There are many structural issues plaguing this industry:

  • Rationalisation of ATF: The high cost of ATF (45 to 55 per cent of an airline’s operating cost) is a formidable challenge for the financial health of airlines. Despite being an input fuel, ATF is subjected to sales tax as high as 28 to 34 per cent which renders it nearly 60 per cent costlier than its price in competing hubs such as Dubai, Singapore and Kuala Lumpur. To offset the high costs, the government has allowed direct import of ATF. This may not really work for want of ATF transportation network. What really needs to be done is that the government needs to notify ATF under the ‘declared goods’ category with a uniform application of sales tax of four per cent all over the country. This will result in significant benefit to the airlines and help expand the passenger base.
  • The 5/20 Rule: The mandatory and unilateral restriction on Indian carriers of having ‘five years of operational experience and a 20 aircraft fleet’ before being allowed to operate on international routes is discriminatory. This rule should be reconsidered, particularly in the absence of similar restriction in other countries. Else nothing prevents an Indian carrier to get registered abroad and start flying into India from day one.

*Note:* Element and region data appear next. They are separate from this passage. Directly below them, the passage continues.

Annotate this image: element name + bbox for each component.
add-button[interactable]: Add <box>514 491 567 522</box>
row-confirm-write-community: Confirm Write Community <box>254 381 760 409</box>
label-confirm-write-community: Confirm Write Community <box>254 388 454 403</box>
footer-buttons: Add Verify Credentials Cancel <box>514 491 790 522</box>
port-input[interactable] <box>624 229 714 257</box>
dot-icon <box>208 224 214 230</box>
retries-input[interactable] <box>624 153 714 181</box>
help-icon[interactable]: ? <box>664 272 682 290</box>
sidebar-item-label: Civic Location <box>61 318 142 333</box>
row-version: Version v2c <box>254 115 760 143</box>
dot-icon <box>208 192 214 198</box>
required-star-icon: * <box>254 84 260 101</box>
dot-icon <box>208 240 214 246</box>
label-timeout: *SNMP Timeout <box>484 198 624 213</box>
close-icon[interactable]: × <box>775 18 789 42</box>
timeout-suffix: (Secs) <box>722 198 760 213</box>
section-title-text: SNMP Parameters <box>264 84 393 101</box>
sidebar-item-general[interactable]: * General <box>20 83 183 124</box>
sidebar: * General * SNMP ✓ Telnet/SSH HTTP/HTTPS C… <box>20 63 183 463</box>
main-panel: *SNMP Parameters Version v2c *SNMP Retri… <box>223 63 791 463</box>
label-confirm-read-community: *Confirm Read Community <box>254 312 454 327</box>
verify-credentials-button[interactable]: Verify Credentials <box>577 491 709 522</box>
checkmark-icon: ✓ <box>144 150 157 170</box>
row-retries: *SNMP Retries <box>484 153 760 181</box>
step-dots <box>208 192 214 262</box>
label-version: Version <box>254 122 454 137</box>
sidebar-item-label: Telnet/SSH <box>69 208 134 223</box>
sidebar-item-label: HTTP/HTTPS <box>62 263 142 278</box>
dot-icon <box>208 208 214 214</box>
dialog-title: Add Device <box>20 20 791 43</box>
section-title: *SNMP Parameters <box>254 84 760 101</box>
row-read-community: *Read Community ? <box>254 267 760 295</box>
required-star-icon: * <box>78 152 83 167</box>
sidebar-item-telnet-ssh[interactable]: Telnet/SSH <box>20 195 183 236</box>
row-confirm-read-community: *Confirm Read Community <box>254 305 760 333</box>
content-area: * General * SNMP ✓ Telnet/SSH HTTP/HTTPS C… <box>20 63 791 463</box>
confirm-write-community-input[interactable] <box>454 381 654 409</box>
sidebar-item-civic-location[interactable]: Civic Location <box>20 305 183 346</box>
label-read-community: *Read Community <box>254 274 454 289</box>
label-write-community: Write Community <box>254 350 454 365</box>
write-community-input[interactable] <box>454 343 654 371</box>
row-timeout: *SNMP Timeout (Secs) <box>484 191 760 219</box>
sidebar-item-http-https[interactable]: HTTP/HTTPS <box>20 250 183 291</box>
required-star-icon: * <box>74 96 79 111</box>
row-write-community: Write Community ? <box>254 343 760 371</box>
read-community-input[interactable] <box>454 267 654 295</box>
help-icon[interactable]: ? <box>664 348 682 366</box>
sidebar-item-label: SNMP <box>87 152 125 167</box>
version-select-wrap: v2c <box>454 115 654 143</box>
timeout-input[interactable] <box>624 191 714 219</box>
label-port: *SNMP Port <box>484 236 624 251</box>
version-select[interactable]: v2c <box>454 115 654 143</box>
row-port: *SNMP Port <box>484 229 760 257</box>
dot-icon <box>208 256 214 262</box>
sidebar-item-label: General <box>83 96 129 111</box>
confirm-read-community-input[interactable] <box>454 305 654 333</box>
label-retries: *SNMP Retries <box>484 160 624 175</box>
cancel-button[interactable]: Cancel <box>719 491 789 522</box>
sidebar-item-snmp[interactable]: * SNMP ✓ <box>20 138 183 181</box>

  • Bilateral Rights: The government has taken a good reform measure by opening up bilateral rights to all the domestic carriers in India. Earlier an unwritten right of first refusal resided with Air India. This is a welcome step and all efforts should be made to ensure that Indian carriers utilise the full quota of seats available to them on international routes.
  • Regional Connectivity: Most of the current traffic is at Tier-I & Tier-II airports. The next wave of growth would come from Tier-III and Tier-IV locations. Airlines must be supported by way of fare subsidies at such airports till the time traffic reaches a reasonable level. Creating an Essential Air Services Fund (EASF) to support air access to Tier-III & IV locations is one such option. This could be on similar lines as the Airport Improvement Programme (AIP) in the US or the India Infrastructure Project Development Fund (IIPDF) that is used to support other infrastructure sectors in India. The fund would facilitate regional connectivity and enhance traffic flying into metro airports also.